Wednesday, 7 October 2015

Hell, and God, and Nuns with Rulers - John Collings


In John Collings' Hell, and God, and Nuns with Rulers we meet Tristan Adamson, a teenage boy with all the trappings that a young man in high school faces: struggles with grades, a part-time job at a burger joint, raging hormones, the unfortunate complexion of a pubescent teen, and parents that seem to understand absolutely nothing (although they certainly claim to). However, unlike the average teenage boy, Tristan has an added conflict that arises from the expectations of his bible-thumping parents and the dreaded classes meant to prepare him for the holy sacrament of Confirmation. As Tristan attempts to maneuver his way through the muddled and confusing question of faith, he is thrown into an even deeper degree of soul-searching on his own personal crusade while trying to come to terms with his sexuality.
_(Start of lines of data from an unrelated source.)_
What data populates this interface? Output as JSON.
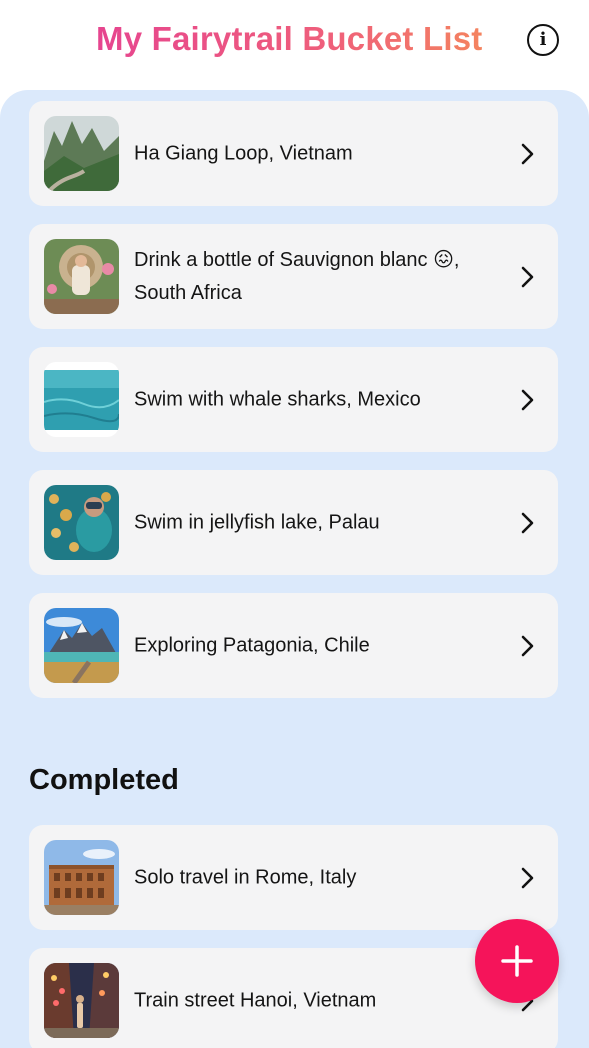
{
  "header": {
    "title": "My Fairytrail Bucket List",
    "info_icon": "info-circle-icon",
    "title_gradient": [
      "#e6458f",
      "#f4835f"
    ]
  },
  "bucket_list": {
    "items": [
      {
        "label": "Ha Giang Loop, Vietnam",
        "image": "green mountains road photo"
      },
      {
        "label": "Drink a bottle of Sauvignon blanc 😖, South Africa",
        "image": "woman in wicker chair photo"
      },
      {
        "label": "Swim with whale sharks, Mexico",
        "image": "turquoise sea photo"
      },
      {
        "label": "Swim in jellyfish lake, Palau",
        "image": "snorkeler with jellyfish photo"
      },
      {
        "label": "Exploring Patagonia, Chile",
        "image": "patagonia mountains photo"
      }
    ]
  },
  "completed": {
    "title": "Completed",
    "items": [
      {
        "label": "Solo travel in Rome, Italy",
        "image": "colosseum photo"
      },
      {
        "label": "Train street Hanoi, Vietnam",
        "image": "train street night photo"
      }
    ]
  },
  "fab": {
    "icon": "plus-icon",
    "color": "#f5145a"
  },
  "colors": {
    "panel_background": "#dbe9fb",
    "card_background": "#f4f4f5"
  }
}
This book was not what I was expecting at all. When I initially read the description I settled down and tucked in to what I thought would be a standard coming-of-age story with a Catholic school twist. I was immediately blown away by the intelligent, almost satirical nature of Collings' writing, which was straight-forward and authentic to the age and acrimony of a teenage boy. Tristan has a distinct tone—a real voice—and it is instantly potent. The text is simple and striking, standing in contrast (but still cohesively) with Collings' evident gift of description. The characters are all well developed and heavily layered, with a particularly clear depiction of Thomas and Tessa, who both have firm and forceful supporting roles. Tristan's struggles and the powerful message that unfolds makes this book a must-read for parents and teenagers alike, offering a well-written voice of reason in situations where many—in real life—might feel there is neither hope nor reason at all. I applaud both John Collings and Hell, and God, and Nuns with Rulers for delivering a message that is far too often overlooked within a story that is both raw and captivating.